林強推開辦公室大門,只見那個富態的儒面商人正坐在全新的沙發上,看著電視上的整點新聞。
聽見開門聲,成強鎮定起身,伸手走上前來:“抱歉了林行長,鵲巢鳩占一會會。”
“沒事。”林強木木與之握手,不知道該以什么態度面對他。
不得不說,不同地位的人都帶有一種氣場。
即便林強自以為見多識廣,與邱之彰陳行遠,乃至凌晨等人都能談笑風生,但此時與成強共處一室,卻依然覺得矮上半頭,就連握手,都覺得有些虛。
成全的一切都是假的,因此他即便扣著行長的帽子,卻依然沒有半分氣質。然而成強一切確實貨真價實的。

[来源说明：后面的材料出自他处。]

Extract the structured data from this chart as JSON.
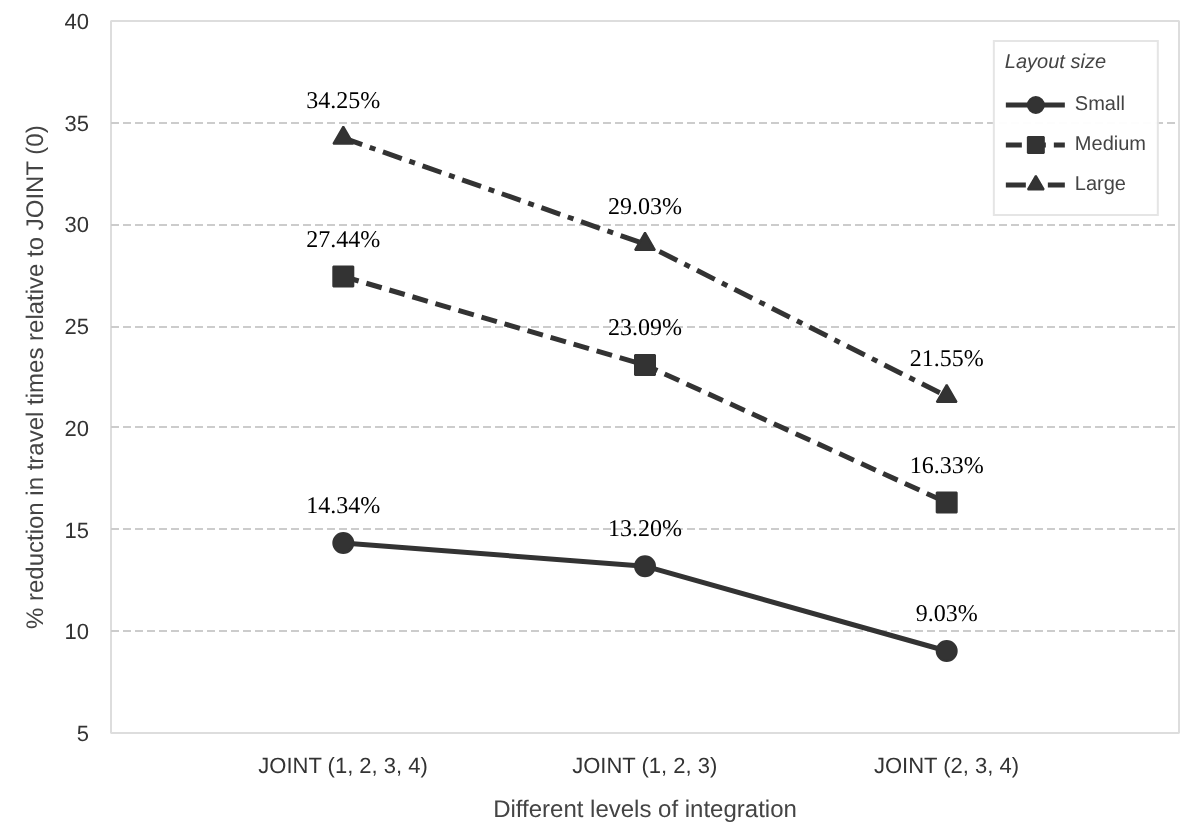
{
  "chart_data": {
    "type": "line",
    "xlabel": "Different levels of integration",
    "ylabel": "% reduction in travel times relative to JOINT (0)",
    "legend_title": "Layout size",
    "categories": [
      "JOINT (1, 2, 3, 4)",
      "JOINT (1, 2, 3)",
      "JOINT (2, 3, 4)"
    ],
    "series": [
      {
        "name": "Small",
        "color": "#333333",
        "marker": "circle",
        "line_style": "solid",
        "values": [
          14.34,
          13.2,
          9.03
        ],
        "value_labels": [
          "14.34%",
          "13.20%",
          "9.03%"
        ]
      },
      {
        "name": "Medium",
        "color": "#333333",
        "marker": "square",
        "line_style": "dashed",
        "values": [
          27.44,
          23.09,
          16.33
        ],
        "value_labels": [
          "27.44%",
          "23.09%",
          "16.33%"
        ]
      },
      {
        "name": "Large",
        "color": "#333333",
        "marker": "triangle",
        "line_style": "dashdot",
        "values": [
          34.25,
          29.03,
          21.55
        ],
        "value_labels": [
          "34.25%",
          "29.03%",
          "21.55%"
        ]
      }
    ],
    "ylim": [
      5,
      40
    ],
    "yticks": [
      5,
      10,
      15,
      20,
      25,
      30,
      35,
      40
    ],
    "grid": "y",
    "legend": "top right"
  }
}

千億級身家的商人,此時就站在自己對面,笑著與自己握手。
“喝什么么?”林強自知場面上壓不過他,怕自己失態,連忙向飲水機走去。
“不必,秘書給我沏茶了。”成強笑道。
“哦哦,你請坐,自便。”林強走到飲水機前,自己倒了杯冰水,壓壓驚。
喝過一口,總算穩定一些,這才端著杯子做到沙發對面,朗然笑道:
“之前只遠遠看過你,沒想到近看精神更好。”
“呵呵,過獎了,頭發都是剛染的。”成強摸了摸腦袋笑道,“現在這時代,出來幾根白頭發就會被人說老了,不行了,沒辦法,只能勤染。”
“這么說我也該染了。”林強指著自己的腦袋笑道。
“哈哈,還早,還早。”成強放下杯子,從包中掏出一張空白支票,抬手搖了搖,“本來,我想讓你在上面寫一個金額的。”
林強咽了口吐沫。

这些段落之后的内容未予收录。